Analyzing on big data using traditional data analysis methods has become the key
challenge in data analytics research. In addition, high-dimensional data analytics has
been a great attention in big data era because the dimensions of datasets are
continuously growing in size. It creates a critical issue to reduce efficiently a subset of
dimensions from all diverse and raw data dimensions which will fulfill valuable
information in decision making process. With increasing volumes of data, classical
dimensionality reduction algorithms which are designed to work well with small-scale
data usually face scalability bottleneck. Although Principal Component Analysis
(PCA) could be applied as a dimensionality reduction algorithm in high-dimensional
data, it is absolutely required to transform as scalable PCA (sPCA) for highdimensional big data.

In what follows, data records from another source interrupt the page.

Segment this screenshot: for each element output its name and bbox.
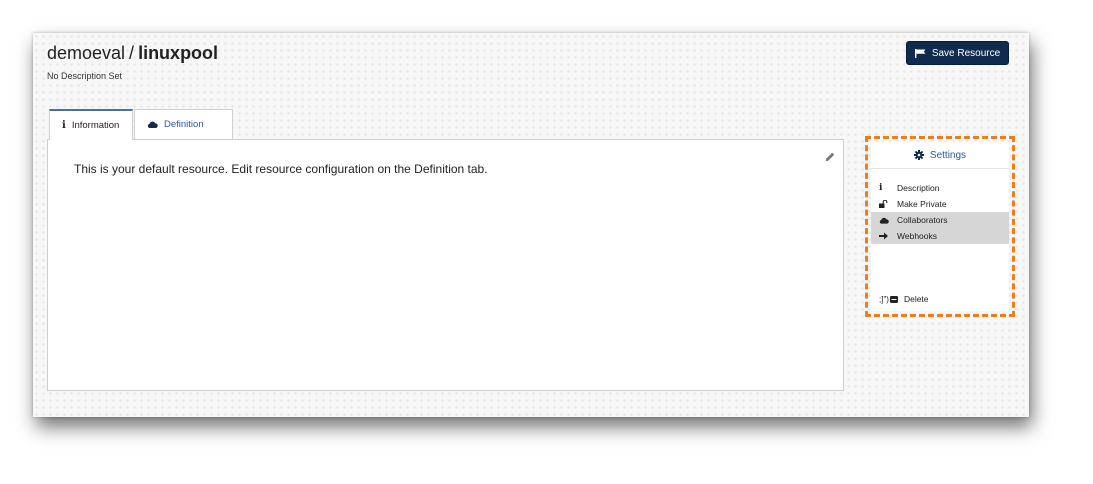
- resource-name: linuxpool: [138, 43, 219, 63]
- settings-item-delete[interactable]: ;]") Delete: [871, 291, 1009, 307]
- settings-item-label: Make Private: [897, 199, 947, 209]
- settings-item-label: Description: [897, 183, 940, 193]
- settings-header-label: Settings: [929, 149, 967, 161]
- cloud-icon: [879, 217, 897, 224]
- tab-information-label: Information: [71, 120, 120, 131]
- gear-icon: [913, 150, 924, 160]
- settings-item-description[interactable]: i Description: [871, 180, 1009, 196]
- information-text: This is your default resource. Edit reso…: [74, 162, 488, 176]
- information-panel: This is your default resource. Edit reso…: [47, 139, 844, 391]
- resource-description: No Description Set: [47, 71, 123, 81]
- arrow-right-icon: [879, 232, 897, 240]
- settings-item-label: Collaborators: [897, 215, 948, 225]
- settings-header[interactable]: Settings: [871, 142, 1009, 169]
- title-separator: /: [129, 43, 135, 63]
- tab-information[interactable]: i Information: [49, 109, 133, 140]
- resource-window: demoeval / linuxpool No Description Set Sa…: [33, 33, 1029, 417]
- info-icon: i: [62, 120, 66, 131]
- unlock-icon: [879, 200, 897, 208]
- save-resource-label: Save Resource: [931, 47, 1001, 59]
- settings-menu: i Description Make Private Collaborators…: [871, 180, 1009, 244]
- pencil-icon[interactable]: [825, 152, 835, 162]
- trash-icon: [889, 295, 898, 303]
- tab-definition[interactable]: Definition: [134, 109, 233, 139]
- settings-item-webhooks[interactable]: Webhooks: [871, 228, 1009, 244]
- page-title: demoeval / linuxpool: [47, 43, 218, 64]
- settings-highlight-box: Settings i Description Make Private Coll…: [865, 136, 1015, 317]
- flag-icon: [914, 48, 926, 58]
- delete-glyph-text: ;]"): [879, 294, 889, 304]
- settings-item-make-private[interactable]: Make Private: [871, 196, 1009, 212]
- owner-name[interactable]: demoeval: [47, 43, 125, 63]
- info-icon: i: [879, 183, 883, 193]
- settings-item-label: Webhooks: [897, 231, 938, 241]
- settings-item-collaborators[interactable]: Collaborators: [871, 212, 1009, 228]
- tab-definition-label: Definition: [164, 119, 204, 130]
- delete-label: Delete: [903, 294, 929, 304]
- settings-panel: Settings i Description Make Private Coll…: [871, 142, 1009, 311]
- cloud-icon: [147, 121, 158, 128]
- save-resource-button[interactable]: Save Resource: [906, 41, 1009, 65]
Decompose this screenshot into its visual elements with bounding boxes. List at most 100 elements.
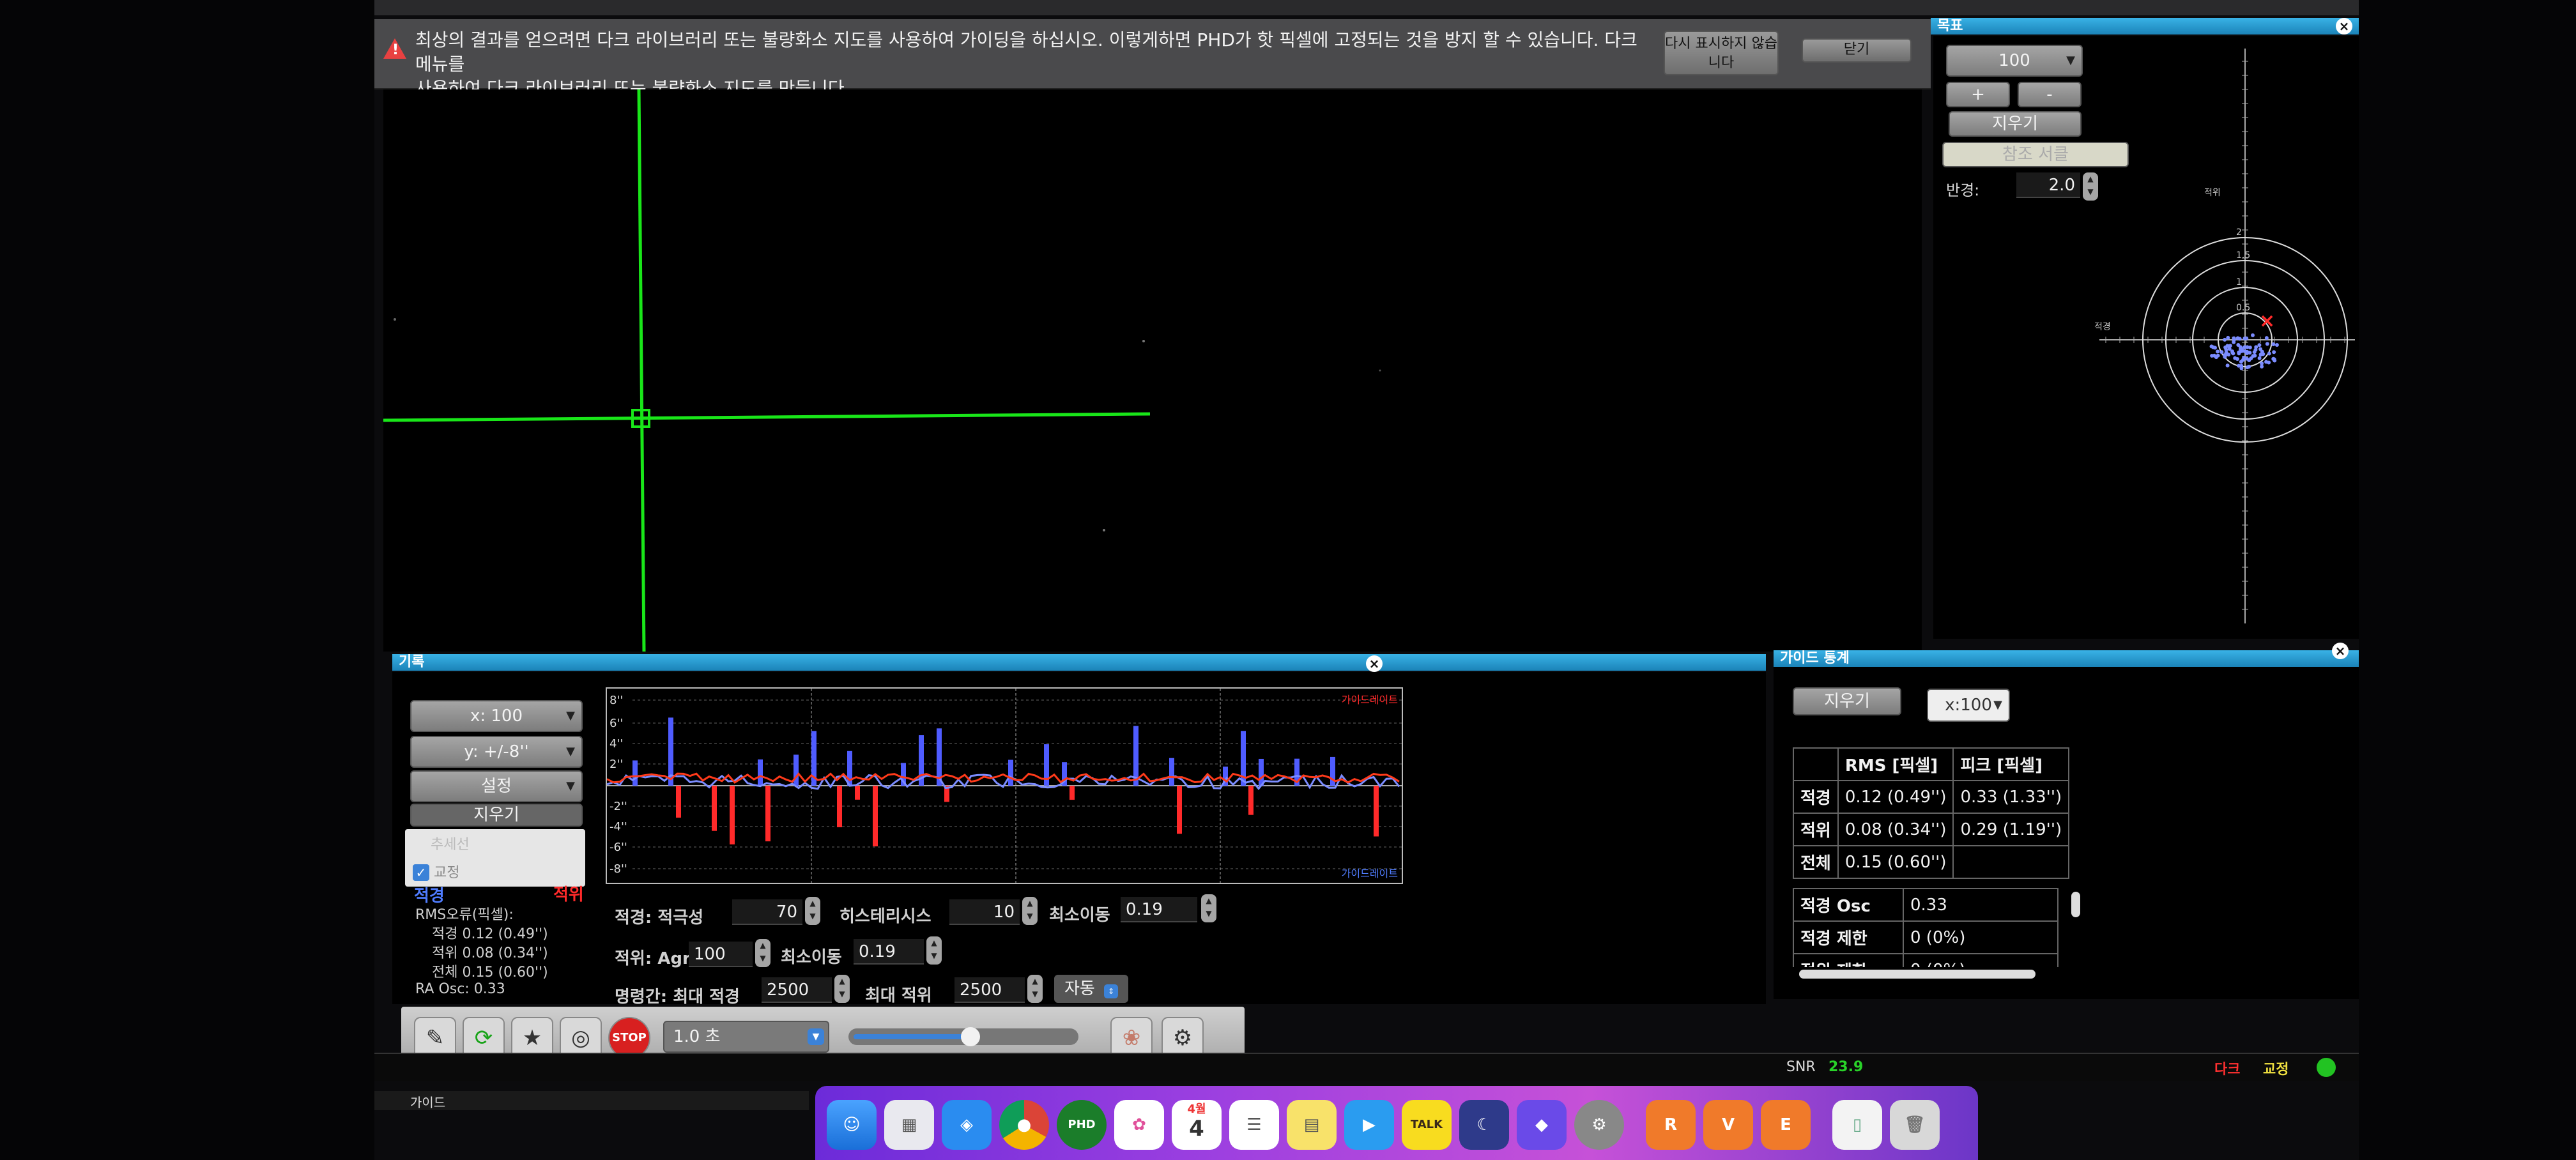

With the purpose of constructing efficient prediction model, Multiple Linear
Regression (MLR), the redundant and irrelevant features or data dimensions are
highly potential to increase noises and biases which can hinder the prediction process
of the model. In this research, two-stage dimension reduction approach is proposed
for the MLR model. Firstly, scalable Principal Component Analysis (sPCA) is
proposed to solve the storage and computational problems of PCA by reducing the
number of redundant dimensions without much loss of information. To examine the
reduced feature subset resulted from sPCA stage whether correlated or not with the
output variable of MLR model, Pearson Correlation Coefficient (PCC) is also applied
to reduce the number of irrelevant dimensions. Although the high dimensions of input
voluminous data matrix have been reduced, it is still a big issue to solve how to split
or decompose this voluminous matrix containing large amount of observations or data
records. Therefore, “QR Decomposition” is proposed to decompose large-scale matrix
X into a Q and R product of an orthogonal matrix Q and an upper triangular matrix R
for MLR model.
In this research, the high-dimensional data reduction providing predictive big
data analytics is implemented on distributed big data analytics platform, “Clouderaiii
Distribution Hadoop (CDH)” using Multi Node Cloudera Cluster using three
computing nodes or VMs which all are interconnected with Cloudera Manager. Three
diverse high-dimensional big data sources are applied not only evaluating the
proposed approaches but also achieving predictive analysis results from the system.
Firstly, geospatial big data, OpenStreetMap in XML format (OSM XML) is used to
obtain “One-way Roads” prediction. Then, high-resolution or high-dimensional
representation of images from MS-Celeb-A, a large-scale face attributes dataset are
utilized to predict “Number of Faces” in these images. Finally, the raw, unstructured
text data via “DeliciousMIL” dataset from UCI is applied as input text documents to
obtain “Number of Documents (Education, Science && Technology, Culture &&
History)” prediction results.
According to the evaluation analysis, the proposed sPCA can efficiently
perform dimension reduction process with increasing size or number of data
dimensions for diverse data types. It also shows the good scalability performance
while the traditional PCA offers “Out of Memory” results. Applying the proposed
two-stage approach (sPCA and PCC) achieves the victory of accuracy in 99 percent
(%) for “One-way Roads” prediction. Furthermore, QR Decomposition approach
providing MLR model offers faster execution time for the system. Therefore, the
proposed system provides better scalability, prediction accuracy, and faster execution
time in predictive analytics on high-dimensional big data.